Last-minute scrambling. Rushing in March to "save tax" leads to poor product choices. Plan these deductions across the year, not in the final week — the difference between tax planning and tax saving.
What to Do Next
- Confirm you are on the old tax regime — most of these deductions need it.
- Add a ₹50,000 NPS contribution under 80CCD(1B) on top of your full 80C.
- Check whether your employer offers NPS (80CCD(2)) — it works even in the new regime.
- Claim health insurance for yourself and senior parents under 80D (up to ₹75,000).
- Claim home loan interest under 24(b) and education loan interest under 80E.
- If a senior citizen, claim 80TTB on savings and FD interest up to ₹50,000.
- Keep non-cash receipts for any 80G donations above ₹2,000.
- Review medical deductions (80DD, 80DDB, 80U) if applicable to your family.
- Compare both regimes with the income tax calculator before finalising.
- Organise proofs using the tax document checklist well before filing.
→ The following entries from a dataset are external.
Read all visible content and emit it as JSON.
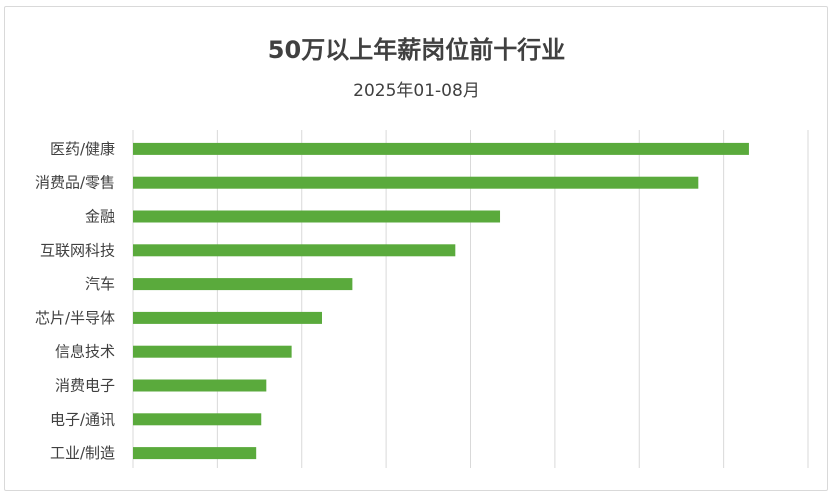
{
  "chart_data": {
    "type": "bar",
    "orientation": "horizontal",
    "title": "50万以上年薪岗位前十行业",
    "subtitle": "2025年01-08月",
    "categories": [
      "医药/健康",
      "消费品/零售",
      "金融",
      "互联网科技",
      "汽车",
      "芯片/半导体",
      "信息技术",
      "消费电子",
      "电子/通讯",
      "工业/制造"
    ],
    "values": [
      7.3,
      6.7,
      4.35,
      3.82,
      2.6,
      2.24,
      1.88,
      1.58,
      1.52,
      1.46
    ],
    "xlim": [
      0,
      8
    ],
    "grid": true,
    "legend": "none",
    "bar_color": "#5aaa3c"
  }
}
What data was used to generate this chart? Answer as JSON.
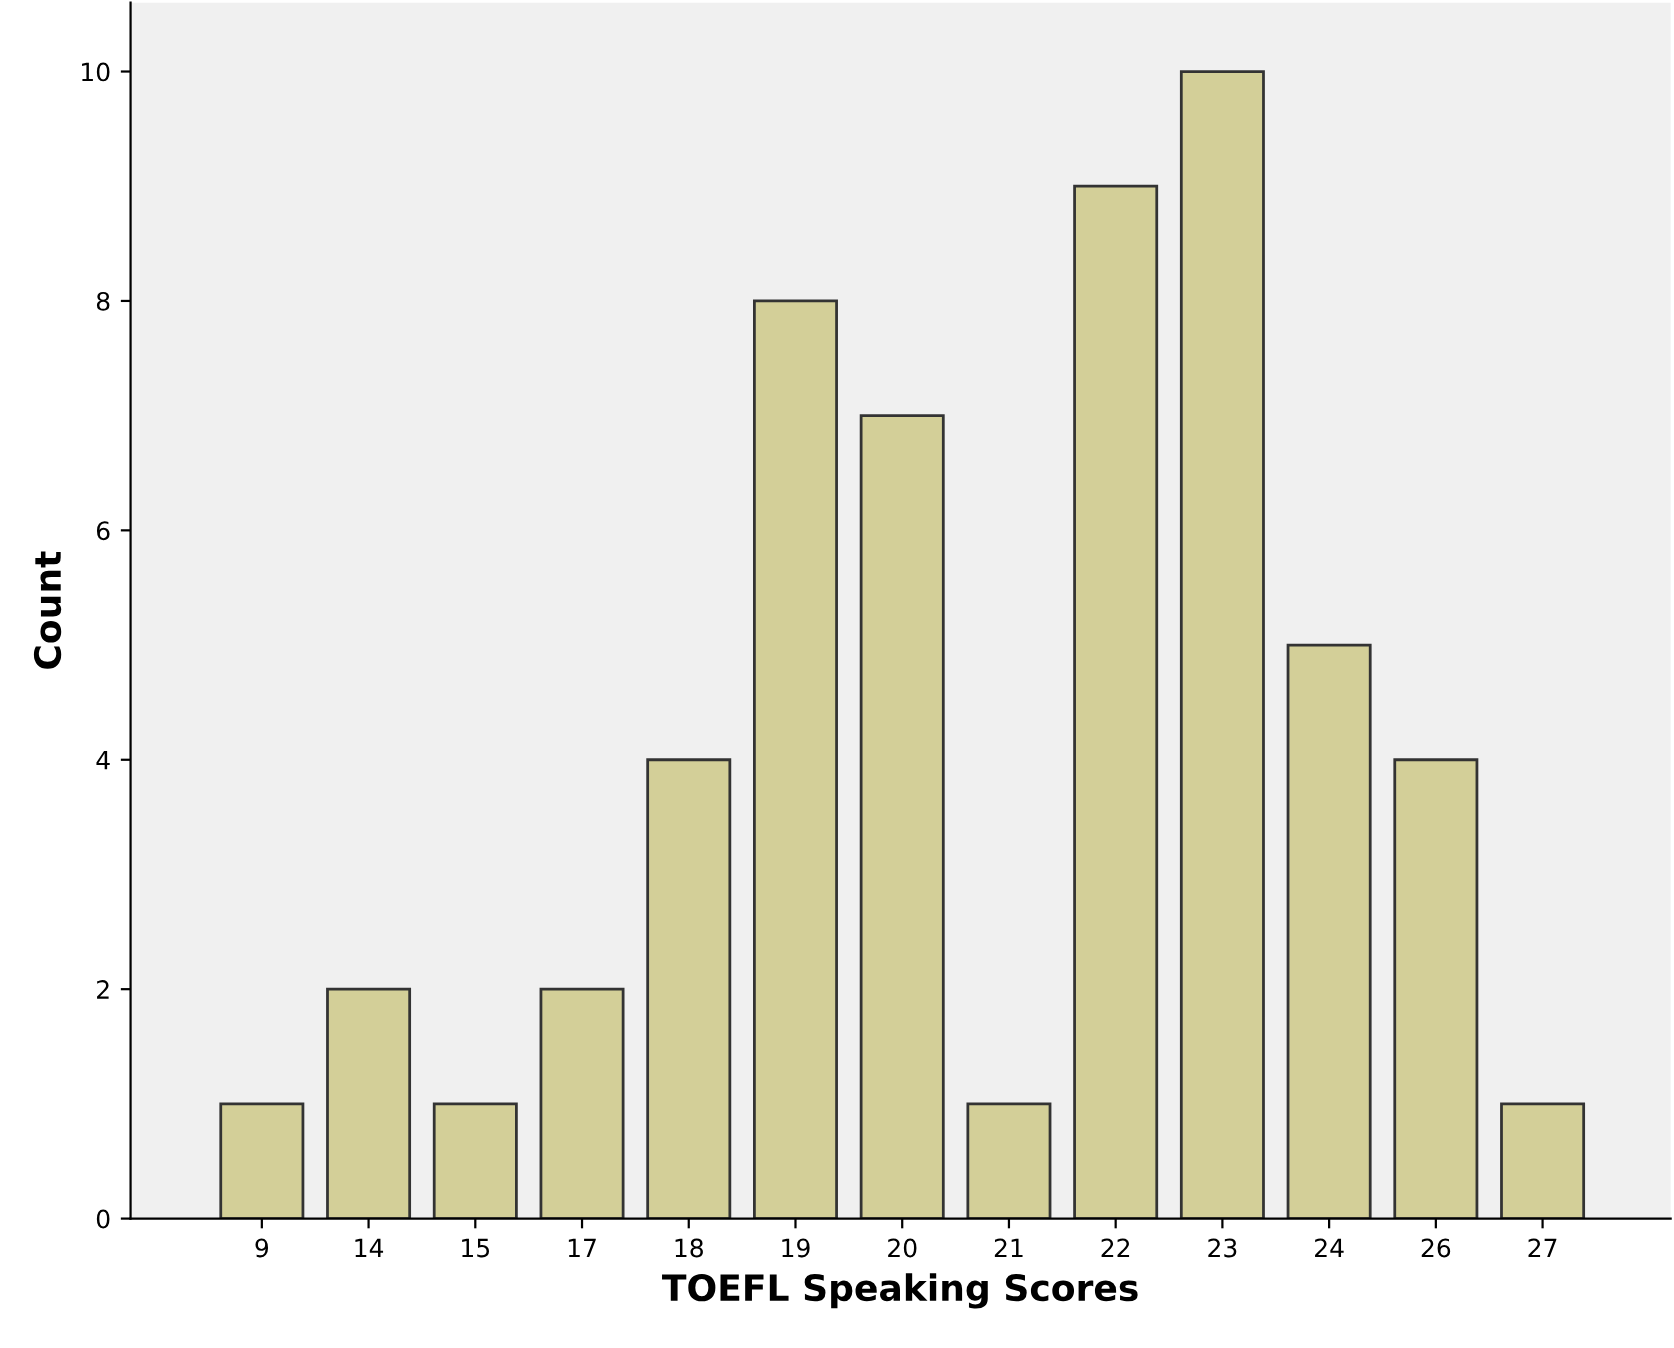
{
  "chart_data": {
    "type": "bar",
    "xlabel": "TOEFL Speaking Scores",
    "ylabel": "Count",
    "categories": [
      "9",
      "14",
      "15",
      "17",
      "18",
      "19",
      "20",
      "21",
      "22",
      "23",
      "24",
      "26",
      "27"
    ],
    "values": [
      1,
      2,
      1,
      2,
      4,
      8,
      7,
      1,
      9,
      10,
      5,
      4,
      1
    ],
    "color": "#d3cf98",
    "ylim": [
      0,
      10.6
    ],
    "yticks": [
      0,
      2,
      4,
      6,
      8,
      10
    ],
    "grid": false,
    "legend": false
  }
}
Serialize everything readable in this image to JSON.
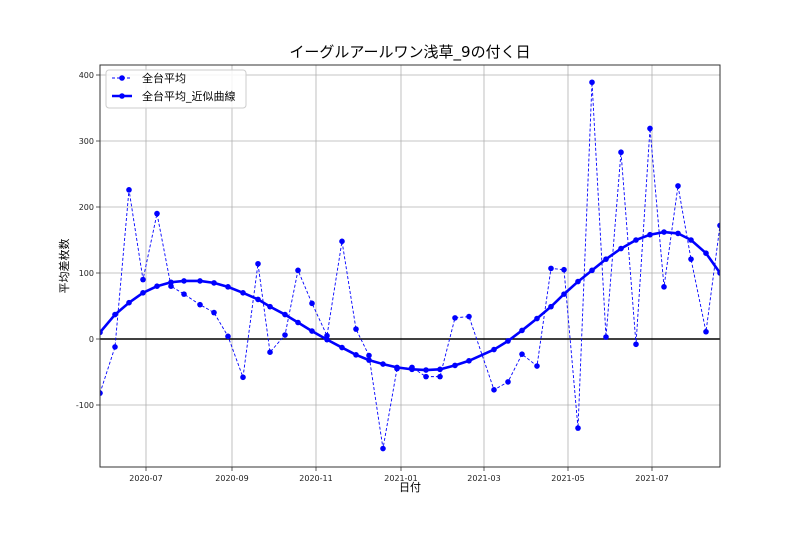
{
  "chart_data": {
    "type": "line",
    "title": "イーグルアールワン浅草_9の付く日",
    "xlabel": "日付",
    "ylabel": "平均差枚数",
    "ylim": [
      -200,
      420
    ],
    "yticks": [
      -100,
      0,
      100,
      200,
      300,
      400
    ],
    "xticks": [
      "2020-07",
      "2020-09",
      "2020-11",
      "2021-01",
      "2021-03",
      "2021-05",
      "2021-07"
    ],
    "grid": true,
    "legend_position": "upper left",
    "legend": [
      "全台平均",
      "全台平均_近似曲線"
    ],
    "series": [
      {
        "name": "全台平均",
        "style": "dashed-marker",
        "color": "#0000ff",
        "points": [
          [
            100,
            -82
          ],
          [
            115,
            -12
          ],
          [
            129,
            226
          ],
          [
            143,
            90
          ],
          [
            157,
            190
          ],
          [
            171,
            80
          ],
          [
            184,
            68
          ],
          [
            200,
            52
          ],
          [
            214,
            40
          ],
          [
            228,
            4
          ],
          [
            243,
            -58
          ],
          [
            258,
            114
          ],
          [
            270,
            -20
          ],
          [
            285,
            6
          ],
          [
            298,
            104
          ],
          [
            312,
            54
          ],
          [
            327,
            5
          ],
          [
            342,
            148
          ],
          [
            356,
            15
          ],
          [
            369,
            -25
          ],
          [
            383,
            -166
          ],
          [
            397,
            -45
          ],
          [
            412,
            -43
          ],
          [
            426,
            -57
          ],
          [
            440,
            -57
          ],
          [
            455,
            32
          ],
          [
            469,
            34
          ],
          [
            494,
            -77
          ],
          [
            508,
            -65
          ],
          [
            522,
            -23
          ],
          [
            537,
            -41
          ],
          [
            551,
            107
          ],
          [
            564,
            105
          ],
          [
            578,
            -135
          ],
          [
            592,
            389
          ],
          [
            606,
            3
          ],
          [
            621,
            283
          ],
          [
            636,
            -8
          ],
          [
            650,
            319
          ],
          [
            664,
            79
          ],
          [
            678,
            232
          ],
          [
            691,
            121
          ],
          [
            706,
            11
          ],
          [
            720,
            172
          ]
        ]
      },
      {
        "name": "全台平均_近似曲線",
        "style": "solid-thick-marker",
        "color": "#0000ff",
        "points": [
          [
            100,
            10
          ],
          [
            115,
            37
          ],
          [
            129,
            55
          ],
          [
            143,
            70
          ],
          [
            157,
            80
          ],
          [
            171,
            86
          ],
          [
            184,
            88
          ],
          [
            200,
            88
          ],
          [
            214,
            85
          ],
          [
            228,
            79
          ],
          [
            243,
            70
          ],
          [
            258,
            60
          ],
          [
            270,
            49
          ],
          [
            285,
            37
          ],
          [
            298,
            25
          ],
          [
            312,
            12
          ],
          [
            327,
            -1
          ],
          [
            342,
            -13
          ],
          [
            356,
            -24
          ],
          [
            369,
            -32
          ],
          [
            383,
            -38
          ],
          [
            397,
            -43
          ],
          [
            412,
            -46
          ],
          [
            426,
            -47
          ],
          [
            440,
            -46
          ],
          [
            455,
            -40
          ],
          [
            469,
            -33
          ],
          [
            494,
            -16
          ],
          [
            508,
            -3
          ],
          [
            522,
            13
          ],
          [
            537,
            31
          ],
          [
            551,
            49
          ],
          [
            564,
            68
          ],
          [
            578,
            87
          ],
          [
            592,
            104
          ],
          [
            606,
            121
          ],
          [
            621,
            137
          ],
          [
            636,
            150
          ],
          [
            650,
            158
          ],
          [
            664,
            162
          ],
          [
            678,
            160
          ],
          [
            691,
            150
          ],
          [
            706,
            130
          ],
          [
            720,
            100
          ]
        ]
      }
    ]
  }
}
A note on documentation. Each of these deductions needs its own proof: the NPS contribution receipt, the insurer's 80D certificate, the lender's interest certificate for home and education loans, the bank's interest summary, and the donee's stamped 80G receipt. The deductions themselves are generous, but a claim you cannot substantiate is a claim that can be disallowed if your return is reviewed. Collect these through the year rather than hunting for them in July, and store them alongside your other records. The taxpayers who save the most are not the ones who know the most obscure section — they are the ones who claim every section they qualify for, with the paperwork to back it up.
Section 80C is where tax saving starts, not where it ends. The deductions beyond it — NPS, health insurance, loan interest, donations, and medical reliefs — are where serious savings live. Map them out early, confirm your regime, and claim every bucket you qualify for.
Disclaimer: This article is for educational purposes only and is not tax advice. Tax rules change frequently — verify current provisions on the official income tax portal or with a qualified CA before filing.